Via GFR, James Fallows on why it’s time for us to go. Leaving, he says, will likely lead to very bad events. But “If it is not in our power to prevent these disasters, then it is better to do as little extra damage to ourselves as possible before they occur.” And it isn’t in our power.

So the choice is between a terrible decision and one that is even worse. The terrible decision is just to begin leaving, knowing that even more innocent civilians will be killed and that we’ll be dealing with agitation out of Iraq for years to come. The worse decision would be to wait another year, or two, or three and then take that terrible course. If we thought a longer commitment and presence would lead to a better outcome, then the extra commitment might be sensible. But nothing occurring in Iraq in the last year has given rise to any hope that things are getting better rather than worse. (This, by the way, is the reason I have changed my mind: the absence of evidence that the chances for a “decent” departure will improve.)

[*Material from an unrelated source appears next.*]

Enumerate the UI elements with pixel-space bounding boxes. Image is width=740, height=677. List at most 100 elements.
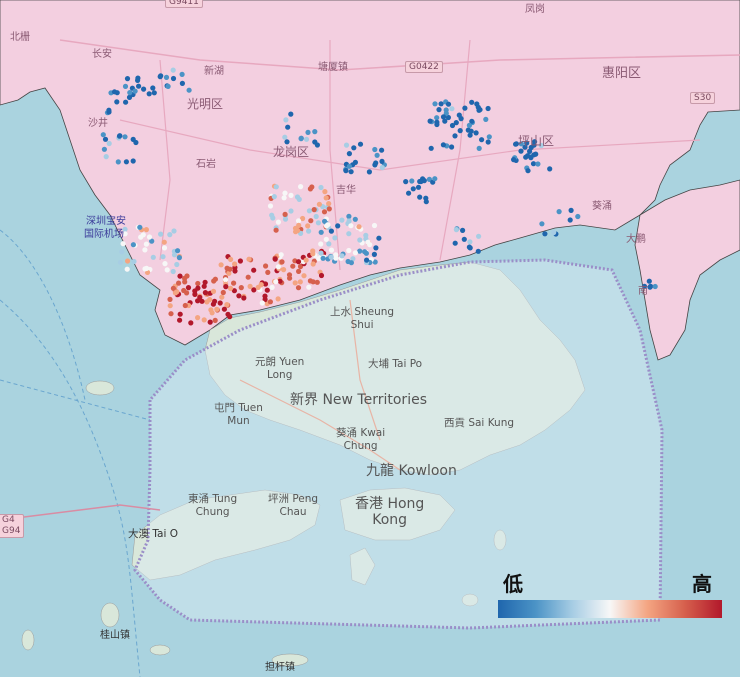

Right. The trendlines are vital here. Staying would make sense if there were any reason to think staying longer would create the conditions for departing in the future under less screwed-up circumstances. All the evidence, however, is the reverse. Things are worse on 1 December 2006 than they were one year ago, worse than they were two years ago, worse than they were three years ago, and there’s no reason to think that pattern is going to change.

Yglesias

More Rubble, Less Trouble

Coming soon to a US Iraq policy near you?

What we’re seeing here is the “perverse desire to win” of musical fame. Insofar as you want to obtain “victory” in Iraq, it becomes necessary not to devise a strategy to accomplish our goals, which can’t be done, but rather to define a set of goals such that they can be accomplished. Hence the appeal of an “80 percent strategy,” a.k.a. James Kurth’s “Crush the Sunnis” plan. But even if we could make this “work” (which is at least possible though, I would argue, actually pretty unlikely) what would we thereby achieve? Certainly not the Iraqi model of pre-war dreams. Indeed, it seems to me that in this case more rubble would bring more trouble, as the cross-national Sunni Arab majority comes to agree with Osama bin Laden that the United States is waging vicious war against them and theirs and that every good Muslim’s duty is to fight back.

Yglesias

Nomenclature

Jim Henley hints at a small item from the “what were they thinking” file, the apparent fact that a big assemblage of neoconnish intellectuals that framed the political objectives of the Iraq campaign before the war was named “Bletcheley II.” Here’s Woodward o the subject:

And Wolfowitz got — right after 9/11 set up this thing called – Bletchley II. Do you remember that? Chris DeMuth at the AEI — And they wrote a paper, seven pages, called, “The Delta of Terrorism,” meaning the origin of terrorism, and it essentially said we are in a two-generation war with radical Islam, and we have to do something, and we better start with Iraq.

Now why would you call it that? The reference is to the Bletchley Park group during World War II, but they were breaking codes, not dreaming up asinine grand strategies. And, for that matter, if you’d just written an analysis of the origin of terrorism, why would’t you title it “The Origin of Terrorism?” Doesn’t “delta” mean “change?” In some ways, I think this artless combination of pretension and ignorance nicely sums the whole Iraq venture up.